A une exception près, tous les journaux indépendants ont arrêté de publier, et les radios indépendantes ont supprimé la diffusion de leurs bulletins d’information, suite à l’emprisonnement, depuis la fin du mois de juin, de quatre de leurs collègues accusés, entre autres, de diffamation à l’encontre de M. Derby et d’incitation à la haine.
Les journalistes arrêtés sont passibles de peines d’emprisonnement pouvant aller de trois mois à trois ans.
M. Deby a pris le pouvoir en 1990 à la suite d’un coup d’Etat et conforté son poste de président de la République en remportant les élections de 1996 et de 2001.
Au mois de juin, il a déclenché une vague de critique dans le pays et à l’étranger en se prononçant pour une réforme de la constitution l’autorisant à briguer un troisième mandat en 2006.
Un des journalistes arrêtés avait écrit un article critiquant les changements constitutionnels introduits par M. Deby. Auparavant, la constitution interdisait aux présidents de briguer plus de deux mandats consécutifs.
Pour beaucoup de journalistes, le gouvernement de M. Deby est devenu très répressif à l’égard des médias indépendants, qui ont largement critiqué l’ambition de M. Deby de se présenter pour un troisième mandat.
Certains journalistes ont aussi été inquiétés par les autorités pour avoir publié des articles sur une rébellion dans l’est du pays, une région connue pour son instabilité.

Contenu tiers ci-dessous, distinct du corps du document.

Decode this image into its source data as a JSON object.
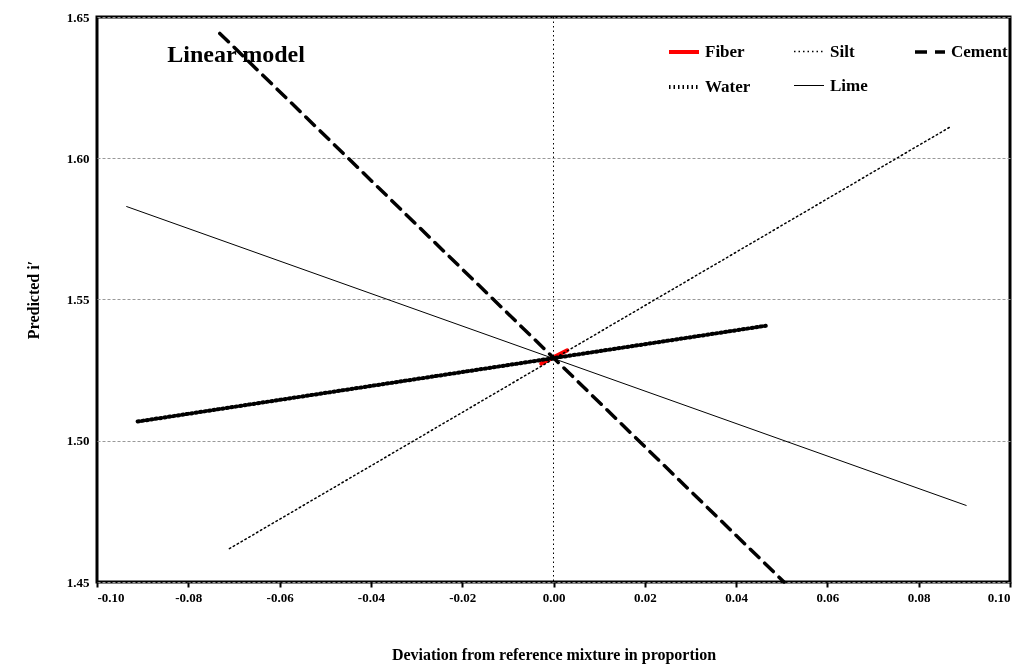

M. Deby, qui a accédé au pouvoir grâce au soutien de Khartoum, a, pendant longtemps, usé de diplomatie dans la région Est du Tchad, à la frontière avec le Soudan. Au cours des 15 dernières années, cette région a abrité des mouvements rebelles sporadiques.
Selon Nadjikimo Benoudjita, le président de l’Association des éditeurs des journaux indépendants du Tchad (AEPT), les journalistes sont en train de payer le prix des critiques formulées à l’encontre de M. Deby. Il espère que la grève qu’ils mènent actuellement permettra de mobiliser l’opinion internationale et mettra fin à la répression des autorités gouvernementales.
“Nous voulons que la pression de l’opinion internationale ébranle ce gouvernement », a-t-il expliqué.
Sous le couvert de l’anonymat, un journaliste tchadien a affirmé à IRIN que la presse est le seul rempart contre la tyrannie au Tchad, aujourd’hui.
« Le gouvernement veut anéantir la presse. Sans la presse ce serait la dictature », a-t-il dit.
M. Benoudjita a souligné que les journalistes avaient essayé de soumettre leurs doléances aux autorités, « mais sans succès ».
Le Progrès, le seul quotidien indépendant du Tchad n’arrêtera pas ses publications, mais le quotidien ne paraîtra pas vendredi, a affirmé Abderamane Barka, le directeur de publication du journal. Cependant, a t-il ajouté, le journal publiera des articles et des communiqués appuyant la cause des journalistes.
Des journalistes tchadiens et d’autres observateurs locaux ont fait remarquer à IRIN que le Progrès est très proche du gouvernement.
Les huit journaux en grève sont des hebdomadaires ou des bi-hebdomadaires.
Léonard Vincent, responsable du Bureau Afrique à Reporters sans Frontières, a affirmé que l’emprisonnement des journalistes tchadiens par le gouvernement est décevant et dangereux.
« Le régime en place essaye de contenir une situation fragile en utilisant la répression, mais bien sûr, une telle politique sera totalement inefficace », a t-il dit lundi à IRIN.
Amnesty International et le Comité de Protection des Journalistes basé à New York ont également condamné les actions du gouvernement tchadien.
Enclavé et aride, le Tchad était classé en 2004 au 167ième rang parmi les 177 pays les plus pauvres du monde, selon l’indice de développement des Nations Unies. Le pays a officiellement rejoint le cercle des producteurs de pétrole africains en 2003. Il s’est doté d’un programme qui est appuyé par la Banque mondiale et dont l’objectif est de s’assurer que le tchadien moyen puisse bénéficier des retombées de la manne pétrolière.
Mais la déception est générale au Tchad. M Benoudjita de l’AEPT a affirmé à IRIN que jusqu’à présent, la manne pétrolière n’a pas eu l’impact économique escompté.
« Nous vivons dans une misère noire, alors que depuis deux ans, le pétrole coule à flot ».